Not only did we give the children school supplies but this year I was able to use my skill as a nurse to run a blood pressure and blood sugar clinic.

JMC: How was this service received?

Thelma: It was well received as all the testing was done free of cost.  I found that there is a great need to educate people on the importance of taking their medication.  Many were diabetic and they’re not taking their meds and not realizing the great harm they do to themselves.

We also got some help from an organization called Not Just Tourists Toronto.  They gave medical supplies such as gloves, masks, syringes, splints for the arm, disposable booties and disposable gowns. All this was donated to Falmouth Hospital.

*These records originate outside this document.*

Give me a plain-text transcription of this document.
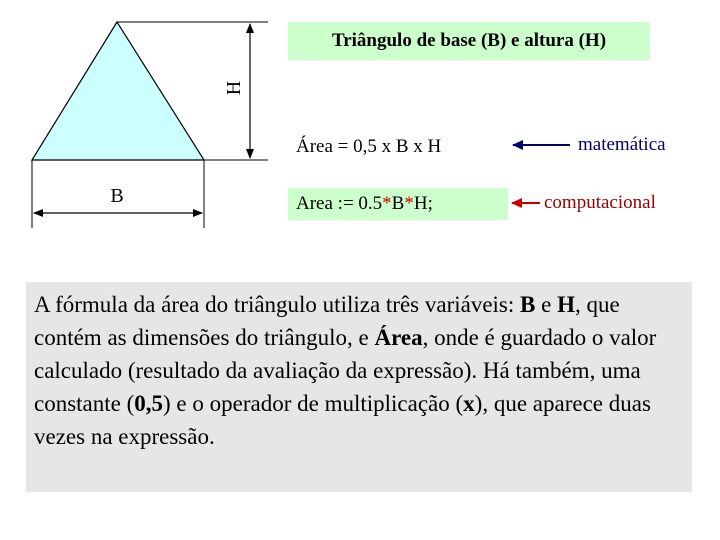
H
B
Triângulo de base (B) e altura (H)
Área = 0,5 x B x H	matemática
Area := 0.5 * B * H;	computacional
A fórmula da área do triângulo utiliza três variáveis: B e H, que contém as dimensões do triângulo, e Área, onde é guardado o valor calculado (resultado da avaliação da expressão). Há também, uma constante (0,5) e o operador de multiplicação (x), que aparece duas vezes na expressão.
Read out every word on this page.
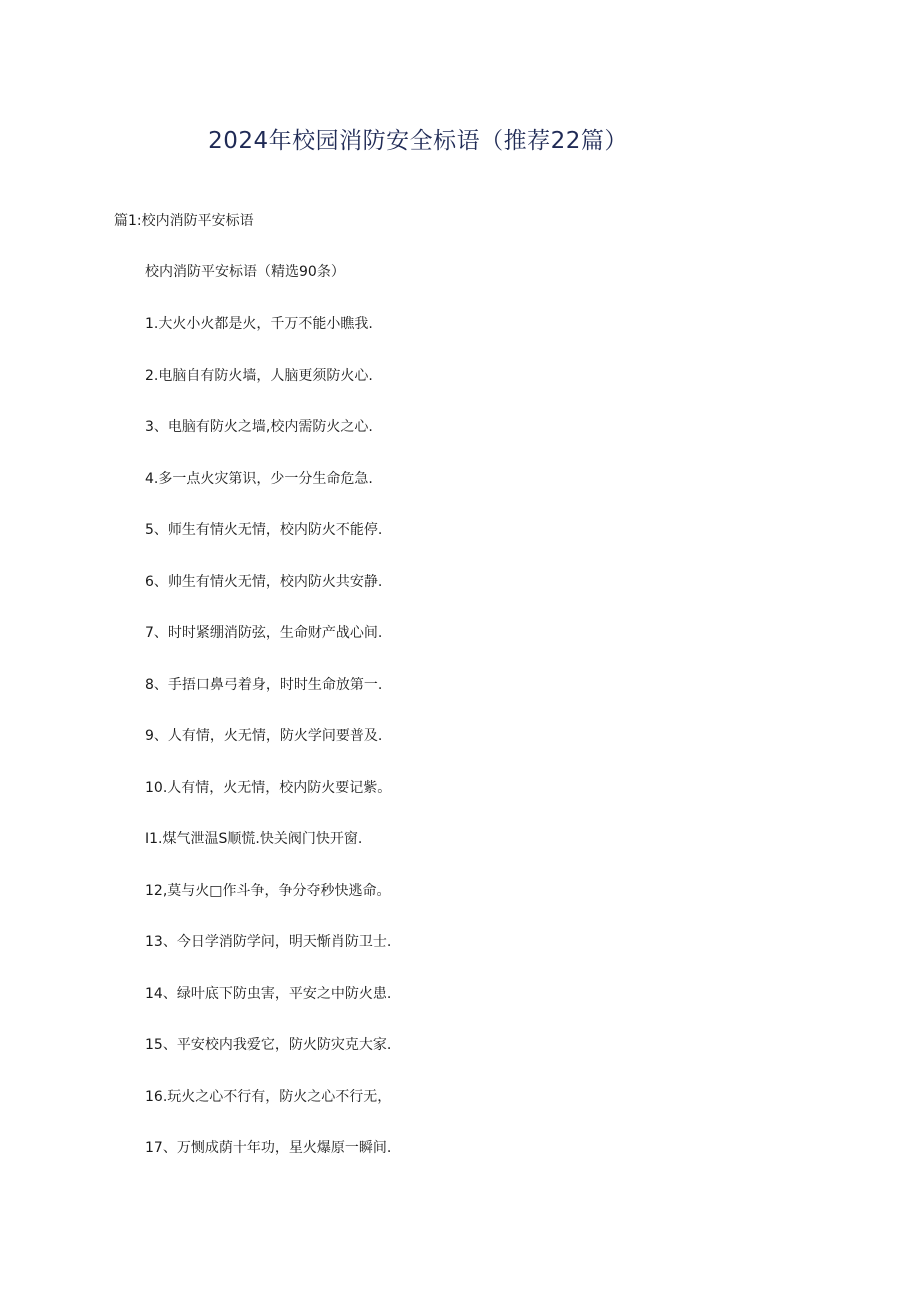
2024年校园消防安全标语（推荐22篇）
篇1:校内消防平安标语
校内消防平安标语（精选90条）
1.大火小火都是火，千万不能小瞧我.
2.电脑自有防火墙，人脑更须防火心.
3、电脑有防火之墙,校内需防火之心.
4.多一点火灾第识，少一分生命危急.
5、师生有情火无情，校内防火不能停.
6、帅生有情火无情，校内防火共安静.
7、时时紧绷消防弦，生命财产战心间.
8、手捂口鼻弓着身，时时生命放第一.
9、人有情，火无情，防火学问要普及.
10.人有情，火无情，校内防火要记紫。
I1.煤气泄温S顺慌.快关阀门快开窗.
12,莫与火□作斗争，争分夺秒快逃命。
13、今日学消防学问，明天惭肖防卫士.
14、绿叶底下防虫害，平安之中防火患.
15、平安校内我爱它，防火防灾克大家.
16.玩火之心不行有，防火之心不行无，
17、万恻成荫十年功，星火爆原一瞬间.
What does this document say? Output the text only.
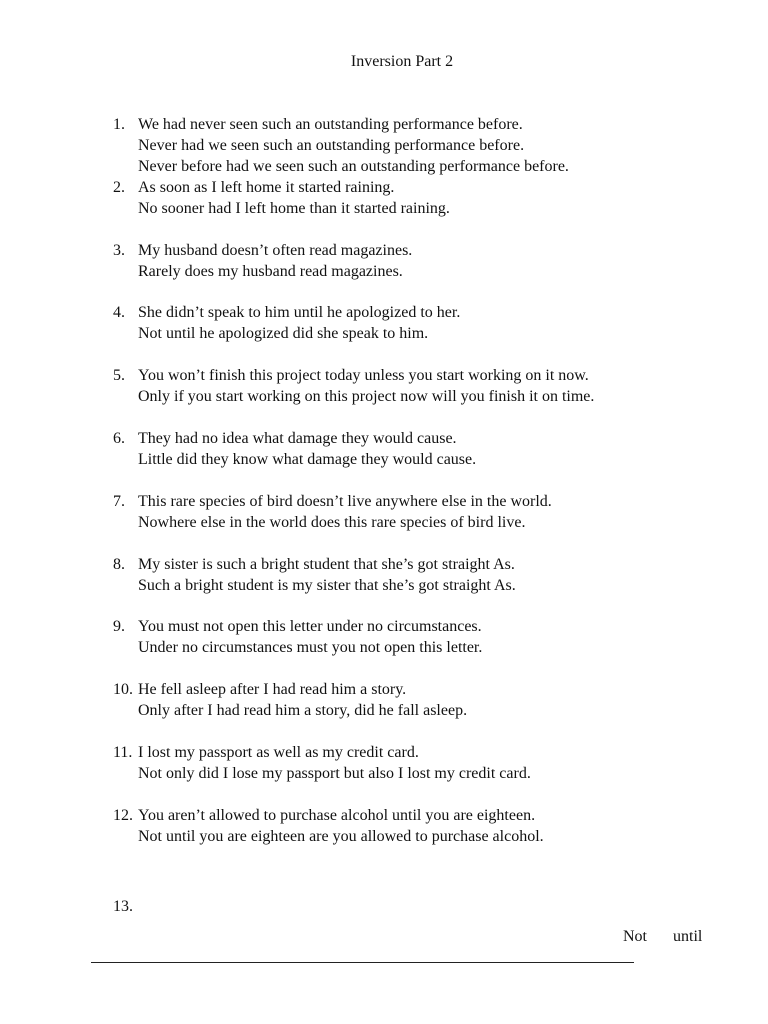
Inversion Part 2
1. We had never seen such an outstanding performance before.
Never had we seen such an outstanding performance before.
Never before had we seen such an outstanding performance before.
2. As soon as I left home it started raining.
No sooner had I left home than it started raining.
3. My husband doesn’t often read magazines.
Rarely does my husband read magazines.
4. She didn’t speak to him until he apologized to her.
Not until he apologized did she speak to him.
5. You won’t finish this project today unless you start working on it now.
Only if you start working on this project now will you finish it on time.
6. They had no idea what damage they would cause.
Little did they know what damage they would cause.
7. This rare species of bird doesn’t live anywhere else in the world.
Nowhere else in the world does this rare species of bird live.
8. My sister is such a bright student that she’s got straight As.
Such a bright student is my sister that she’s got straight As.
9. You must not open this letter under no circumstances.
Under no circumstances must you not open this letter.
10. He fell asleep after I had read him a story.
Only after I had read him a story, did he fall asleep.
11. I lost my passport as well as my credit card.
Not only did I lose my passport but also I lost my credit card.
12. You aren’t allowed to purchase alcohol until you are eighteen.
Not until you are eighteen are you allowed to purchase alcohol.
13.
Not until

JMC: How do you fund this initiative?

Thelma: Every year my family and I come together and do a “pardner,” which is pooling resources together and doing a scheduled withdrawal for each participant. Whatever the pardner draw is, all the funds from my family’s contribution goes to the project.  This year the Canadians focused on providing the school supplies while the Americans were responsible for providing the food on the work day – this means feeding the workers and the community at large.

The local residents play their part by helping to coordinate this joint effort.  They secure the venue where the event is held and they are responsible for advertising.

JMC: Why do you do this?

Thelma: This a chance to give back to the community and people truly appreciate what we do as it brings the community together.   In a country where there is a strong political divide, on the work day we had a member from the opposition party on site, commending us on the work that we were doing and he also donated some funds to the cause. I feel very fulfilled when I do this.  I’ve been blessed and I in turn, can be a blessing to others.  All around us there is need and we can make a difference in the lives of those in need.

Thelma has managed to change the views of some who claim that their communities have done nothing for them and therefore have to give back.  She said, “Once you are able to help, you should help because there are others less fortunate than yourself.”

As you plan your trip to go to your homeland for Christmas, with the second semester of school coming up, exercise books, binder leaves, pens, pencils, crayons, art paper could go a long way for students in your host community.  Remember, Christmas is indeed, the time for giving.  To borrow the slogan of Not Just Tourists, “Take a Suitcase, Change a Life!”